As such, I learned nsradmin faster than I learned the GUI. I still feel more comfortable making most configuration changes via nsradmin rather than the GUI, though NMC is as at least occasionally tempting me to run from time to time.

I also learned the simple elegance of nsrwatch, the command line monitor for NetWorker that in a simple terminal window showed all of the following:

  1. Server summary details – number of backups, number of restores, etc.
  2. All devices, and their current activity.
  3. All currently running sessions.
  4. Current server messages.
  5. Pending alerts.

Back in the days of smaller environments, this literally gave you a complete view of everything on the NetWorker server in an 80×25 terminal window.

I was a dedicated Unix system administrator at that time and it wasn’t until I moved into consulting in 2000 that I first had to administer a NetWorker server on Windows. I was rather shocked to find nsrwatch missing on Windows.

To this day, I still find it frustrating that nsrwatch is missing on Windows. I have to say, I feel sorry for Windows NetWorker administrators (particularly in a Windows only environment) who have to run up a big GUI to show details that could be shown in such an economical amount of space.
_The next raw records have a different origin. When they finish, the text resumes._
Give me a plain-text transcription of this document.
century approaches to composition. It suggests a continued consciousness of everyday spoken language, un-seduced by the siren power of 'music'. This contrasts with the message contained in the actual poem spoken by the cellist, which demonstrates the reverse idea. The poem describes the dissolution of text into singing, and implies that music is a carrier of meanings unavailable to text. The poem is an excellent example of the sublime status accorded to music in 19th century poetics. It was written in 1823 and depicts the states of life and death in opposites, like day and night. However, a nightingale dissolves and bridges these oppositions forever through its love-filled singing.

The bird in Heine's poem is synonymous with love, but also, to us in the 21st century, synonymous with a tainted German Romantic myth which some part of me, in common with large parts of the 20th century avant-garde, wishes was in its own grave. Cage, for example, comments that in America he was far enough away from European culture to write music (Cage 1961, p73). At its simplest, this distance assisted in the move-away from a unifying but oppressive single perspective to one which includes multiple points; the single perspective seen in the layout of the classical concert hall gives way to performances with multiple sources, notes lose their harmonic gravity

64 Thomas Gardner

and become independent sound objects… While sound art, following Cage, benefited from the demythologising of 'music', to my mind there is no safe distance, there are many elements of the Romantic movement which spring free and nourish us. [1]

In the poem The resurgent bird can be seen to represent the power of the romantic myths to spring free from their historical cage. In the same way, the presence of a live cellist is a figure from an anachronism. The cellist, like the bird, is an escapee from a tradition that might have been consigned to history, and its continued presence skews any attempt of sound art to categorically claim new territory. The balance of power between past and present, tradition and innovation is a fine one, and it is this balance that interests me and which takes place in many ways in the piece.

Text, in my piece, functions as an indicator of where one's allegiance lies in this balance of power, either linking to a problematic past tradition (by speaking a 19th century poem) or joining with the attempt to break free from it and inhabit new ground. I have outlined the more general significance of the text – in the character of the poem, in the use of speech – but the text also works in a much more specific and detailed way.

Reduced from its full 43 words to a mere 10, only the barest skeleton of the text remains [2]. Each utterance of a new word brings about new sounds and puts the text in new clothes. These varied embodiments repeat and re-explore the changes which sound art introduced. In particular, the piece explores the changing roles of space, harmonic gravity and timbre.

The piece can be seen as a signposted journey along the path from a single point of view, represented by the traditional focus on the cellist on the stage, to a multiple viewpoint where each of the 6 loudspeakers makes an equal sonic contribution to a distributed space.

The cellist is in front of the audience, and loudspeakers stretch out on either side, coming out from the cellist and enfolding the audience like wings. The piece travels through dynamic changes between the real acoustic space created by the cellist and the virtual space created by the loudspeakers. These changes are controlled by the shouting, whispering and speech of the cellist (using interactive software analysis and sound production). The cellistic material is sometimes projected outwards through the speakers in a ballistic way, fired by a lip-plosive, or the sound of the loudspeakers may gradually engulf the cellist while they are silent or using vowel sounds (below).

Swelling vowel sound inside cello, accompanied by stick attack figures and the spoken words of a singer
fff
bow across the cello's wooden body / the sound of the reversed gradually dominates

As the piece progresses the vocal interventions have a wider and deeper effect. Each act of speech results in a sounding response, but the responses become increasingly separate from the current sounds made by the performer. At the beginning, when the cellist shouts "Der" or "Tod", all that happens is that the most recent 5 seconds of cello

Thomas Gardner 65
The nsrwatch tool has also been very important when the NetWorker server is operating under load. The old Windows NetWorker GUI for instance used to hammer the NetWorker server for detail requests, and get to the point where the server and the GUI wouldn’t communicate with each other under heavy load, resulting in operators randomly rebooting backup servers in the middle of the night just because it looked like NetWorker had hung.

Even to this day, while NMC responds faster and is less interruptive to NetWorker, it still doesn’t show all those details in one easy screen. Thus, I’m still not aware of a single NetWorker administrator on Unix platforms who doesn’t still run nsrwatch, even if they also use NMC for day to day operations and administration.

It seems that these days nsrwatch seems to only get token updates to ensure it continues to work with current releases of NetWorker. It’s a shame – it needs more attention; it needs to be enhanced so that it say, supports dynamic drive sharing (only showing the active instance of a drive), and it needs to be ported to Windows.

It really, really needs to be ported to Windows.


* Nothing in those days was worse than running up the visual Veritas Volume Manager GUI. Bringing up a GUI that visually represented plexes, disks, volumes, etc., across a very low bandwidth link was about as much fun as being poked in the eye with a burnt stick. Thankfully, Volume Manager has far more economical GUIs, and better command line options these days.